Feb 072022
 

The Searching Dead is the first book in Ramsey Campbell’s Daoloth series. Campbell is a fantastic horror writer from Britain who has been writing since forever. He was a big fan of Lovecraft and creates Mythos-style stories, but leaves out the xenophobia and racism. In a lot of ways, I think he surpasses Lovecraft and is all around a much better writer. Campbell has developed his own cosmic horrors that stand on their own.

As for this book, Dominic Sheldrake is a 12 year old boy growing up in 1950’s Britain. Rationing is still in full force and people are very scared of the communists. Dom is starting a new school that is very religious. He has two friends, Jim and Roberta, who he has turned into a sort of pseudo kid investigator team, but puberty is starting to pull at the seams of this group.

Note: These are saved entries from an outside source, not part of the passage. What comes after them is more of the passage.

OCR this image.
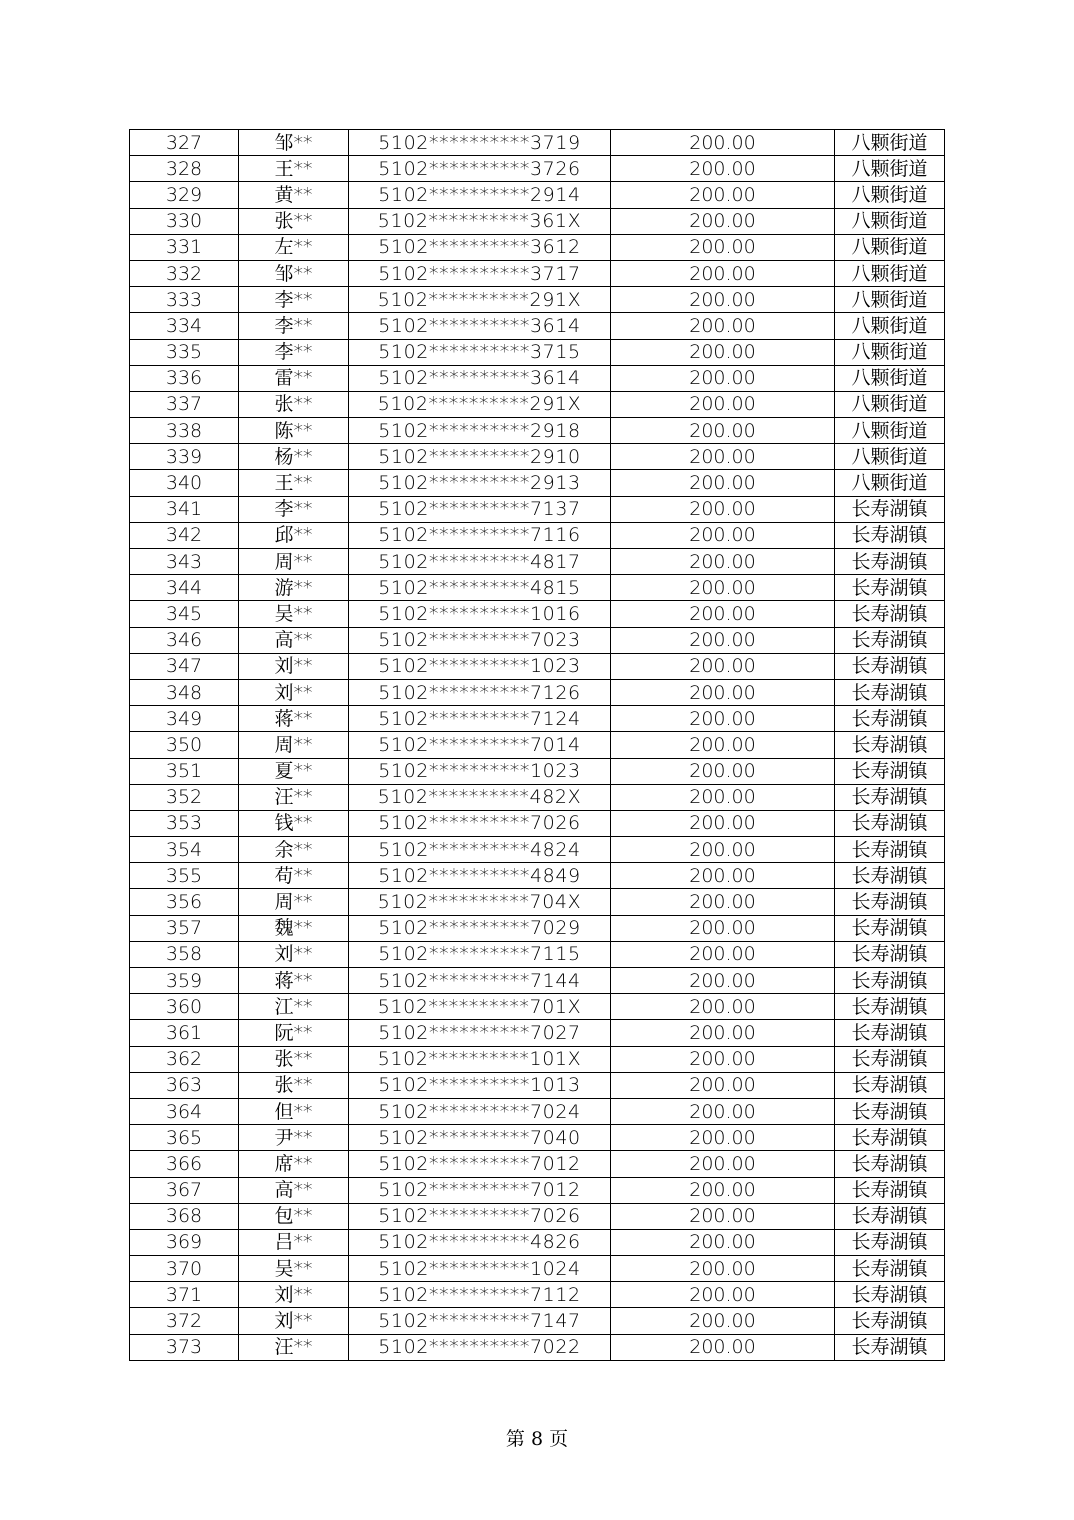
327	邹**	5102**********3719	200.00	八颗街道
328	王**	5102**********3726	200.00	八颗街道
329	黄**	5102**********2914	200.00	八颗街道
330	张**	5102**********361X	200.00	八颗街道
331	左**	5102**********3612	200.00	八颗街道
332	邹**	5102**********3717	200.00	八颗街道
333	李**	5102**********291X	200.00	八颗街道
334	李**	5102**********3614	200.00	八颗街道
335	李**	5102**********3715	200.00	八颗街道
336	雷**	5102**********3614	200.00	八颗街道
337	张**	5102**********291X	200.00	八颗街道
338	陈**	5102**********2918	200.00	八颗街道
339	杨**	5102**********2910	200.00	八颗街道
340	王**	5102**********2913	200.00	八颗街道
341	李**	5102**********7137	200.00	长寿湖镇
342	邱**	5102**********7116	200.00	长寿湖镇
343	周**	5102**********4817	200.00	长寿湖镇
344	游**	5102**********4815	200.00	长寿湖镇
345	吴**	5102**********1016	200.00	长寿湖镇
346	高**	5102**********7023	200.00	长寿湖镇
347	刘**	5102**********1023	200.00	长寿湖镇
348	刘**	5102**********7126	200.00	长寿湖镇
349	蒋**	5102**********7124	200.00	长寿湖镇
350	周**	5102**********7014	200.00	长寿湖镇
351	夏**	5102**********1023	200.00	长寿湖镇
352	汪**	5102**********482X	200.00	长寿湖镇
353	钱**	5102**********7026	200.00	长寿湖镇
354	余**	5102**********4824	200.00	长寿湖镇
355	苟**	5102**********4849	200.00	长寿湖镇
356	周**	5102**********704X	200.00	长寿湖镇
357	魏**	5102**********7029	200.00	长寿湖镇
358	刘**	5102**********7115	200.00	长寿湖镇
359	蒋**	5102**********7144	200.00	长寿湖镇
360	江**	5102**********701X	200.00	长寿湖镇
361	阮**	5102**********7027	200.00	长寿湖镇
362	张**	5102**********101X	200.00	长寿湖镇
363	张**	5102**********1013	200.00	长寿湖镇
364	但**	5102**********7024	200.00	长寿湖镇
365	尹**	5102**********7040	200.00	长寿湖镇
366	席**	5102**********7012	200.00	长寿湖镇
367	高**	5102**********7012	200.00	长寿湖镇
368	包**	5102**********7026	200.00	长寿湖镇
369	吕**	5102**********4826	200.00	长寿湖镇
370	吴**	5102**********1024	200.00	长寿湖镇
371	刘**	5102**********7112	200.00	长寿湖镇
372	刘**	5102**********7147	200.00	长寿湖镇
373	汪**	5102**********7022	200.00	长寿湖镇
第 8 页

There is also the matter of one of Dom’s teachers, Christian Noble. Mr. Noble is a welcome breath of independent thought in this religious school and something of a skeptic of conservative values. Unfortunately,. Dom also learns that his teacher is a spiritualist, who has his own strange purposes for the ghosts he summons for his followers. Weird shit is afoot.

My wife asked if this book was like Stephen King’s The Stand and I responded that it was more like the movie, A Christmas Story. The book plays out over the course of a year, skipping to crucial scenes and confrontations with friends and family. Dom is suspicious of his teacher, and does his best to investigate, but the kid is only twelve. Adults are the ones who thwart and harass Mr. Noble but Mr. Noble himself has no idea of how much Dom knows about his works. It is interesting and realistic take.

It is a creepy and unsettling book, but also one that paints such a vivid picture of post-war Britain and what it was like to live there. The narrator is Dom, looking back at his life and adding observations and thoughts that his young self was unaware of. It feels like a haunted memoir, but because the character is a child, you can see how an adult person would look back and wonder if it really happened.

All in all, a great book and an excellent introduction to a great writer.